There are very few reports on the degradation behavior of nanocomposites, in particular, photodegradation [117121]. The effect of compatibilizers on the photostability of PP nanocomposites has been studied. It was observed that the induction period decreased from 8 to 4 h by using MAH-g-PP as a compatibilizer and a two-phase degradation mechanism was observed based on the infrared spectral changes in the hydroxyl and carbonyl regions. In the first stage (up to 40 h), there was no evidence of the hydroxyl band formation in the infrared spectra, which implied the absence of degradation on the polymer backbone, whereas in the second phase, a dramatic increase in the rate of photooxidation was found. The degradation products were the same in both the composite and the neat polymer [118, 119]. As a whole, PP nanocomposites are less stable against photodegradation as compared to the neat PP. In another report, Lonkar et al. [120] studied the effect of layered double hydroxides (LDH) on the photodegradation of PP nanocomposites under accelerated ultraviolet irradiation. The rates of oxidation are influenced by the nanofiller, depending on the divalent cations of the LDH layers. The LDH phases containing Mg2+ have a positive effect on the nanocomposite material, whereas LDH with only Zn2+ has no influence on the rate of oxidation of the polymer matrix. Zanetti et al. [121] reported on the thermo-oxidative degradation of PPCNs by using TGA. They found that the nanocomposites were more thermally stable (>50 °C) in comparison to neat polymer. It was speculated that oxygen attacks the carbon radicals within the chain by H abstraction. Around 200–250 °C, hydrogen abstraction becomes more likely, thus, resulting in oxidative dehydrogenation. As the temperature increases, the concentration of chain end radicals increases due to the beta scission of radicals. Direct thermal scission of carbon–carbon bonds was also possible above 300 °C.

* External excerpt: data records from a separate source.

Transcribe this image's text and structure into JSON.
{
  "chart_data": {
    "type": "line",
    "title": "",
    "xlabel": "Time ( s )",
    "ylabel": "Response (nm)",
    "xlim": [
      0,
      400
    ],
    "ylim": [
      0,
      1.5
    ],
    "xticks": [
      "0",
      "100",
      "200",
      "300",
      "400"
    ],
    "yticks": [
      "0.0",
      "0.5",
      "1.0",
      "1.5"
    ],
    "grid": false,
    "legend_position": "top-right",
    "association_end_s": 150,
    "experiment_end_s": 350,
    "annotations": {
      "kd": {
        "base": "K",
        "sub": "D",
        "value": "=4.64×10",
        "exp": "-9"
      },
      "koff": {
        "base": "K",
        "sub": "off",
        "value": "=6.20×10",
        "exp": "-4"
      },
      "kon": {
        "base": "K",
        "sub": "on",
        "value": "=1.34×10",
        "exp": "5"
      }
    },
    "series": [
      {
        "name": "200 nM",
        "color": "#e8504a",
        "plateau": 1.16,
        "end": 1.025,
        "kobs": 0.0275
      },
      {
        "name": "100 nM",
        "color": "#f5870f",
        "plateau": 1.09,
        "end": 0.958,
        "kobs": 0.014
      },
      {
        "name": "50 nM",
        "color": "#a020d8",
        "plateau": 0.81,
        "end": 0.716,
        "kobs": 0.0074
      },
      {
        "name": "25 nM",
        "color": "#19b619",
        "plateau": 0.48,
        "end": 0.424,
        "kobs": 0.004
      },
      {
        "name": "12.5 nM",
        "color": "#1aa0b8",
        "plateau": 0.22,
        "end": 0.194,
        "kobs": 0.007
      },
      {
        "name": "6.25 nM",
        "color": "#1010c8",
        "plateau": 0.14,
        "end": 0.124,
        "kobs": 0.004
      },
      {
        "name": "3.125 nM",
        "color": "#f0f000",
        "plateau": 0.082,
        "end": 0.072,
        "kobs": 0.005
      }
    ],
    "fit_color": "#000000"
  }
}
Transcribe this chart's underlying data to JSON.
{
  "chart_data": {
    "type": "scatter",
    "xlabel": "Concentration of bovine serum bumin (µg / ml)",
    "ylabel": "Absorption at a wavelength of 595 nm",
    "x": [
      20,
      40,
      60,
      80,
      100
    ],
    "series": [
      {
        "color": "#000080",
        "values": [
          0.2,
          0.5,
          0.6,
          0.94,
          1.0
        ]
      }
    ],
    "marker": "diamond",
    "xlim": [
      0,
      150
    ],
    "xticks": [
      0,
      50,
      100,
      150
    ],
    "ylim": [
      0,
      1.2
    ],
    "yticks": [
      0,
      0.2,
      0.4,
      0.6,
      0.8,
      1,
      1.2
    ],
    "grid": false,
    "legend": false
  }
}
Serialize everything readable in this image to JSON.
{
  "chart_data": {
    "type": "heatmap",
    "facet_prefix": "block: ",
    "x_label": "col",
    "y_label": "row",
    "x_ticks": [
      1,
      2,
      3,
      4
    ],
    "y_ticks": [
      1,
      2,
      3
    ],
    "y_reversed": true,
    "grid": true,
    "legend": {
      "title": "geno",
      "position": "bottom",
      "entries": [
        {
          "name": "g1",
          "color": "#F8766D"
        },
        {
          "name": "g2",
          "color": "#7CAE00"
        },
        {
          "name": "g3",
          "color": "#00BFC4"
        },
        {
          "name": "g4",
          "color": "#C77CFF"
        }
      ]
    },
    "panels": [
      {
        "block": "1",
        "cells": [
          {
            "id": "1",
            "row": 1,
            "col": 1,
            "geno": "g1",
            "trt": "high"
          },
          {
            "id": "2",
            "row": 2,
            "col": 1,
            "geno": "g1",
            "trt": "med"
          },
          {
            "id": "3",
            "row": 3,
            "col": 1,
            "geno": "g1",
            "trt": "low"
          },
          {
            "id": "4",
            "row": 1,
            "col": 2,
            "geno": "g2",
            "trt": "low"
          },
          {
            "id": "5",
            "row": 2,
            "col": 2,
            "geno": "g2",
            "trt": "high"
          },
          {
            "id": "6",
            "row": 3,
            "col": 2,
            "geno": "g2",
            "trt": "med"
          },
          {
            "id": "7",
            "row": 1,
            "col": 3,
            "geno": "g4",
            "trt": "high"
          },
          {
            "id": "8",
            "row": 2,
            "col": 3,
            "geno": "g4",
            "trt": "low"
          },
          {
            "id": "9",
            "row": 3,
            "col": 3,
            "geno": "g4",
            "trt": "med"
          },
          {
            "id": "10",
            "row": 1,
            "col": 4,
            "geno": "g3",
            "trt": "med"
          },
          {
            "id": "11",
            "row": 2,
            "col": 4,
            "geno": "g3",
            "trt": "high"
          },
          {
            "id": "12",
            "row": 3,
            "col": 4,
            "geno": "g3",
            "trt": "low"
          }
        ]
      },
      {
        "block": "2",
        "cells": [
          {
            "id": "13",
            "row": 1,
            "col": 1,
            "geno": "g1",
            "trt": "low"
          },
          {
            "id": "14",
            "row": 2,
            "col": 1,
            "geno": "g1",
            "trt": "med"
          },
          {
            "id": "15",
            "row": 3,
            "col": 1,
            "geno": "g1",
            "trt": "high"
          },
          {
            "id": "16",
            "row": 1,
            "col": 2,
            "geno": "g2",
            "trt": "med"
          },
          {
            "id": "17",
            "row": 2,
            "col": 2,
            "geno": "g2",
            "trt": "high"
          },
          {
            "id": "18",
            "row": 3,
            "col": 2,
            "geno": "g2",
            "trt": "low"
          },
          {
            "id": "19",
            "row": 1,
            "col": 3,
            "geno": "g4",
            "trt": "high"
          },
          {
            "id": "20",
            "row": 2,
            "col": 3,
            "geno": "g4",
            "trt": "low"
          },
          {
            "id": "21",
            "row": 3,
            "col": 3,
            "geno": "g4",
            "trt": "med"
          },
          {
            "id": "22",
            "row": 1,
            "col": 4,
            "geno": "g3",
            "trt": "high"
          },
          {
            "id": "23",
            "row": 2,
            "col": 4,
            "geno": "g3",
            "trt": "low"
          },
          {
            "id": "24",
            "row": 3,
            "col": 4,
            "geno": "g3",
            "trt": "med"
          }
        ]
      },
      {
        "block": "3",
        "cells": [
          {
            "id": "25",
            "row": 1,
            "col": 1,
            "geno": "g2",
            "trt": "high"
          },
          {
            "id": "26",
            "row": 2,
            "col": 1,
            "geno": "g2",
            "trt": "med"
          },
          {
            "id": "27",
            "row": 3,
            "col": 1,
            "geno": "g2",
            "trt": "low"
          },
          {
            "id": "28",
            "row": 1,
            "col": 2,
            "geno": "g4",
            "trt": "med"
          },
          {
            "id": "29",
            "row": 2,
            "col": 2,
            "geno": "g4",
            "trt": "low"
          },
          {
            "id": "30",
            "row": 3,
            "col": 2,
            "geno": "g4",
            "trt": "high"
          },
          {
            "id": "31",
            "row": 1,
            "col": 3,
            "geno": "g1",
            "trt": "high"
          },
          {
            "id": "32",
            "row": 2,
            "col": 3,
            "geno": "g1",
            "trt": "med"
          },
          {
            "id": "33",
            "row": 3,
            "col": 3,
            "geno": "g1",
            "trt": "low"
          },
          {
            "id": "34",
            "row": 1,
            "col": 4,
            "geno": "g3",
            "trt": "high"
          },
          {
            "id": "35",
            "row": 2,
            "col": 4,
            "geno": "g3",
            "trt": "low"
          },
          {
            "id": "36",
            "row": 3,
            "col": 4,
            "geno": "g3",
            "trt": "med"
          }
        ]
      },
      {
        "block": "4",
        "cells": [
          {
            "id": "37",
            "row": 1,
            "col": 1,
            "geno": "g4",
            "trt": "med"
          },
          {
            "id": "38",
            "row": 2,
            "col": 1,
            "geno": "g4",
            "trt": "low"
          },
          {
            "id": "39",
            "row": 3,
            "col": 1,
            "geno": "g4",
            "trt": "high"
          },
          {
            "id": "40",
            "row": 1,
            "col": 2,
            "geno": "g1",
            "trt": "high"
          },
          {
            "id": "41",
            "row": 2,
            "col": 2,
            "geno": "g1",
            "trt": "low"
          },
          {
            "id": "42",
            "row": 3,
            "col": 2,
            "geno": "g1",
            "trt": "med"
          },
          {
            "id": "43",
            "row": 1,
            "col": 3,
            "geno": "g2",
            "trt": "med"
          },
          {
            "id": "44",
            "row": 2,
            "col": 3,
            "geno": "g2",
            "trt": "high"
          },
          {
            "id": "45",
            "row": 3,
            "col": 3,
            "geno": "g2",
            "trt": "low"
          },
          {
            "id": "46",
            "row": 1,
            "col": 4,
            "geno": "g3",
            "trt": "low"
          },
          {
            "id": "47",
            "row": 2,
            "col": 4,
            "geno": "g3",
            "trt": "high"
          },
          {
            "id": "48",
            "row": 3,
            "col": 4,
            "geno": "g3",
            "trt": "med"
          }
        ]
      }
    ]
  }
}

7 Applications of PP Nanocomposites

PP and its copolymers are important materials for industrial use because of their combination of properties and light weight as compared to metals, in particular, in the automotive industry. A decade ago, it was General Motors who first introduced commercial PP nanocomposites in automotive applications. The presence of clay enhances not only the mechanical properties but also the heat distortion temperature (HDT). PPCNs are suitable to replace nylon in applications where high HDT is needed. The synergistic enhancements (in terms of the flame-retardant property) of clay nanocomposites for fire safety applications have led to the development of commercial products: a series of polypropylene + organoclay + flame-retardant systems (Maxxam™ FR) produced by PolyOne® [122, 123]. Another important application field is gas barrier materials (packaging materials). Since the addition of clay improves the gas barrier property, their use in the food and drink industry as packaging film to keep foods fresher and for longer should increase tremendously.

8 Future Directions

In this chapter, the author comprehensively summarized reports published on the preparation, structure, crystallization performance, and application of PPCNs. It has been found that the material properties sensitively depend on the dispersion of clay in the matrix. Better clay dispersion in the PP matrix can be achieved through the introduction of functional groups in the main chain or by blending a compatibilizer (PP-g-MA) or by choosing suitable clay modifiers. The addition of nanoclays to the PP matrix not only enhances the crystallization rate and change in the morphology, but it also enhances the mechanical and thermal properties. Although much research has been devoted to develop PP nanocomposites for various applications by achieving fine dispersion of clay platelets, it is still far from addressing various problems such as filler–polymer interactions. So, it is essentially important to understand fundamentally the interaction between polymer–compatibilizer, polymer–filler, or filler–compatibilizer in order to understand structure–properties relationships in PP nanocomposites. Future research essentially requires focusing on better control over the structure and morphology of PP nanocomposites, which is key in achieving the current demands of PP nanocomposites with excellent mechanical properties.